What did the study find?

Some 219 Dutch Health workers were monitored for COVID infection. They had regular antibody testing, which tells us if they had been exposed to SARS-CoV-2, the virus that causes COVID. They also reported the results of their own COVID tests.

Some 12-18 months later, the Health workers were asked about their nose-picking habits, and exposure to COVID via symptomatic workmates or from contacts outside work.

Just over 17 per cent of health workers who reported picking their nose caught COVID versus about 6 per cent of those who did not report nose-picking.

At first glance, it might appear feasible that people who pick their noses would be at increased risk of contracting COVID.

That’s because COVID infection relies on the SARS-CoV-2 virus coming into contact with mucous membranes that line the respiratory system, including those in the nose.
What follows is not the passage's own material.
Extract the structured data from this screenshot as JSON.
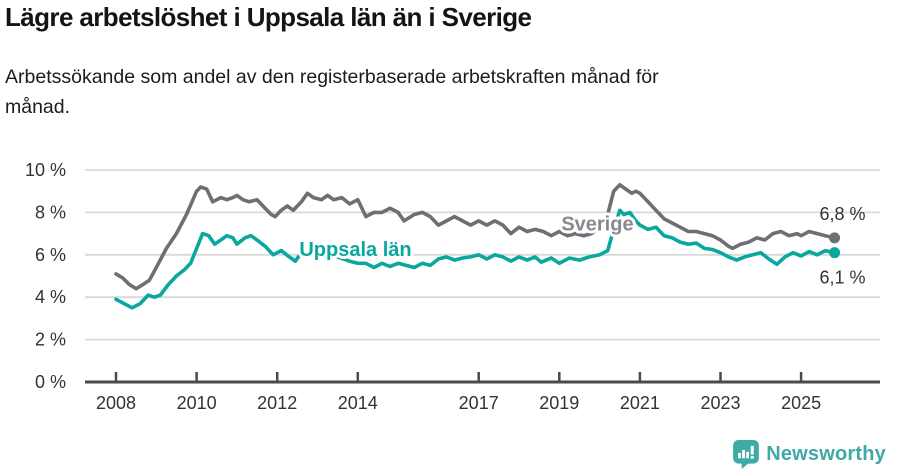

So if someone touches a contaminated object or hand, then sticks their finger up their nose, this so-called fomite transmission can occur.

But the risk is comparatively low. The United States Centers for Disease Control estimates about one in 10,000 contacts with a contaminated surface results in SARS-CoV-2 transmission.

Hang on a minute

But there are some odd results. For example, people who picked their noses only monthly had a higher chance of infection than daily nose-pickers. Logically, you would expect the daily nose-pickers to have a higher risk of infection due to more transmission opportunities.

There were also several aspects of how the study was designed that may have influenced the results.

The study found a correlation between nose-picking and COVID, but there are some questions over the results. Credit: Pawel Kajak/Getty Images/iStockphoto

Just over half of the people approached to participate in the study actually did so, which may cause selection bias.

This is where people who choose to participate may differ in some key characteristic from those who don’t. These different characteristics can be “confounders” that influence the results.

This was a cohort study, which followed a defined group of people for a set time and asked them questions about their habits and exposure. This study design may also be subject to bias.

That’s because people tend to answer in ways that are socially desirable, even in anonymous surveys. They tend to under-report behaviours seen as socially unacceptable (such as binge drinking) and over-report those that are socially acceptable.

This study did not control for this type of bias. So we cannot say for certain if someone’s report of whether and how often they picked their nose is a true reflection of what actually happened.

People in the study may also have had trouble correctly remembering past behaviour (picking their nose) or exposures (to symptomatic people with COVID). The long-time lag between when the infection data was collected and the retrospective survey increases the risk of recall error.